PRÉSIDENCE DE M. Gérard Larcher

M. le président. La séance est reprise.

2

Intitulé de la proposition de loi (interruption de la discussion)
Dossier législatif : proposition de loi visant à conforter l'habitat, l'offre de logements et la construction
Discussion générale (fin)

Conforter l’habitat, l’offre de logements et la construction

Suite de la discussion et adoption d’une proposition de loi dans le texte de la commission modifié

M. le président. L’ordre du jour appelle les explications de vote des groupes et le vote par scrutin public solennel sur la proposition de loi visant à conforter l’habitat, l’offre de logements et la construction (projet n° 171, texte de la commission n° 258, rapport n° 257).

Mes chers collègues, je vous rappelle que ce scrutin s’effectuera depuis les terminaux de vote. Je vous invite donc à vous assurer que vous disposez bien de votre carte de vote et à vérifier que celle-ci fonctionne correctement en l’insérant dans votre terminal de vote. En cas de difficulté, les huissiers sont à votre disposition.

Par ailleurs, la conférence des présidents a récemment rappelé de manière pressante que chaque sénateur ne pouvait disposer que d’une seule délégation de vote. Vous connaissez les potentielles conséquences qu’entraînerait le non-respect de cette règle.

J’indique au Sénat que, compte tenu de l’organisation du débat décidée par la conférence des présidents, chacun des groupes dispose de sept minutes pour ces explications de vote, à raison d’un orateur par groupe, l’orateur de la réunion administrative des sénateurs ne figurant sur la liste d’aucun groupe disposant de trois minutes.

Vote sur l’ensemble

M. le président. La parole est à M. Christopher Szczurek, pour la réunion administrative des sénateurs n’appartenant à aucun groupe.

M. Christopher Szczurek. Monsieur le président, monsieur le ministre, mes chers collègues, nous partageons le constat à l’origine de cette proposition de loi. La situation du logement en France est en effet dramatique : nombre record de personnes sans domicile fixe dans nos rues, coût record des loyers pour les ménages modestes, nombre record de logements vacants, quasi-gel de la construction de logements en 2025…

Le logement est une question centrale des politiques publiques. Il conditionne la qualité de vie, la liberté, la capacité à se projeter, quelquefois même l’employabilité.

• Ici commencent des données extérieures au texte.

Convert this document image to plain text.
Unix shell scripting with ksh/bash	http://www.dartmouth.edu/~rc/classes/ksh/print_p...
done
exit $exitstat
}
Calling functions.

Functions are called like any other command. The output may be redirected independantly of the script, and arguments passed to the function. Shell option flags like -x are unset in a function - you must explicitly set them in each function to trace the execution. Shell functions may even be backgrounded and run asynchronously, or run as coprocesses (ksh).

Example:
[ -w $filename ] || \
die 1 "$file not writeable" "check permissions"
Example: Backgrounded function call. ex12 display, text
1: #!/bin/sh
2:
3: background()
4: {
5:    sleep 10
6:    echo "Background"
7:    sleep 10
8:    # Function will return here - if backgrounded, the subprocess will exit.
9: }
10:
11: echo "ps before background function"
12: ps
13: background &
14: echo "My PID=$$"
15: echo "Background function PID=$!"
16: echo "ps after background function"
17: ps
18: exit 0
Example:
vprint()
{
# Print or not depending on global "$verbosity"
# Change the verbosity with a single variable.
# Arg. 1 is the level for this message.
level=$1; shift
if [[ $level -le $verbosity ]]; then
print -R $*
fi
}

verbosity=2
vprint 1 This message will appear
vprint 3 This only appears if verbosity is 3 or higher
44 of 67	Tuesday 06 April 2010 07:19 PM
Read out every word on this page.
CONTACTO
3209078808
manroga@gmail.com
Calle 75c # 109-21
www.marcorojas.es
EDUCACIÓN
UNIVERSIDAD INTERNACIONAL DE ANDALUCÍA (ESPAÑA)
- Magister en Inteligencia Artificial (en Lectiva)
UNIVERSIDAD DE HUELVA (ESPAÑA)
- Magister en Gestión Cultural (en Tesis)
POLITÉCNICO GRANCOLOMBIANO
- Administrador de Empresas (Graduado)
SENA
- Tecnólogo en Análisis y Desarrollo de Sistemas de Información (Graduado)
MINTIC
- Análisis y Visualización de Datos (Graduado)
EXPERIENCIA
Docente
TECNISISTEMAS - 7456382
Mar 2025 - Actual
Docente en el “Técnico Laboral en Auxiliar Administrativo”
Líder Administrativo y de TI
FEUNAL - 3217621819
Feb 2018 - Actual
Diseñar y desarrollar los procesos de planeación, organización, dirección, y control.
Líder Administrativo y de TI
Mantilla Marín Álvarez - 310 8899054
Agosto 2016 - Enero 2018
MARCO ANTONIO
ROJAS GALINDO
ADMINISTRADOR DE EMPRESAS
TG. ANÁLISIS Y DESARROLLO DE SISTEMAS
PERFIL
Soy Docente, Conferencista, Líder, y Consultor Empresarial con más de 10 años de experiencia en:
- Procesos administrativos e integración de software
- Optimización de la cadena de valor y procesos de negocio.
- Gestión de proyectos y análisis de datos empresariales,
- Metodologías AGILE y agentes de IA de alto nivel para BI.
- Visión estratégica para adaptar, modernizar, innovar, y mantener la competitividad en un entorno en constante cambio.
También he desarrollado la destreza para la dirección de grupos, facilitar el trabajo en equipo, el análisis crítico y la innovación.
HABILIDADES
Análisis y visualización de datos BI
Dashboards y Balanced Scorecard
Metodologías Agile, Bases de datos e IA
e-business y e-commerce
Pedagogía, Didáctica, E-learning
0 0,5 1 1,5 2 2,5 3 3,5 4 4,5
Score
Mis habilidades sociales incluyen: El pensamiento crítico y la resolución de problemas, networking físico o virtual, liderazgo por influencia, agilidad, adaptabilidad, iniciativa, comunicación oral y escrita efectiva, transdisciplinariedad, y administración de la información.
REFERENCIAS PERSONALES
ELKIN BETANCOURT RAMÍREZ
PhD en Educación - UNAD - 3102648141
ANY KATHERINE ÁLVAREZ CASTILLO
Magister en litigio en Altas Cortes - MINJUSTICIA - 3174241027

Ce texte est sans doute sous-dimensionné pour répondre à une crise structurelle, mais nous n’en faisons pas le procès à la majorité sénatoriale. À notre sens, à plus forte raison dans une période financière et budgétaire plus que précaire, la réponse à une telle crise ne peut émaner que d’un texte gouvernemental.

Cette proposition de loi ne saurait traiter efficacement les sujets qui fâchent. Ses auteurs affichent des intentions louables, notamment en fixant, à l’article 1, des objectifs de construction et de rénovation de logements.

Toutefois, fatalement, ce texte n’est pas en mesure de s’attaquer aux causes réelles de la crise du logement : rien sur le diagnostic de performance énergétique (DPE), qui a contribué à paralyser le marché locatif et a engendré un système d’arnaques, rien sur l’urbanisme, rien sur la priorité nationale dans l’accès au logement social.

Les chiffres sont pourtant sans appel. Selon la Fédération nationale de l’immobilier (Fnaim), près de 60 % des annonces de location ont disparu en cinq ans. Actuellement, les logements à louer ne représentent plus que 14 % des annonces immobilières. En cause, la hausse des charges, l’explosion des taux d’intérêt, l’insécurité réglementaire permanente et, évidemment, les effets dévastateurs de la loi du 22 août 2021 portant lutte contre le dérèglement climatique et renforcement de la résilience face à ses effets, dite Climat et Résilience.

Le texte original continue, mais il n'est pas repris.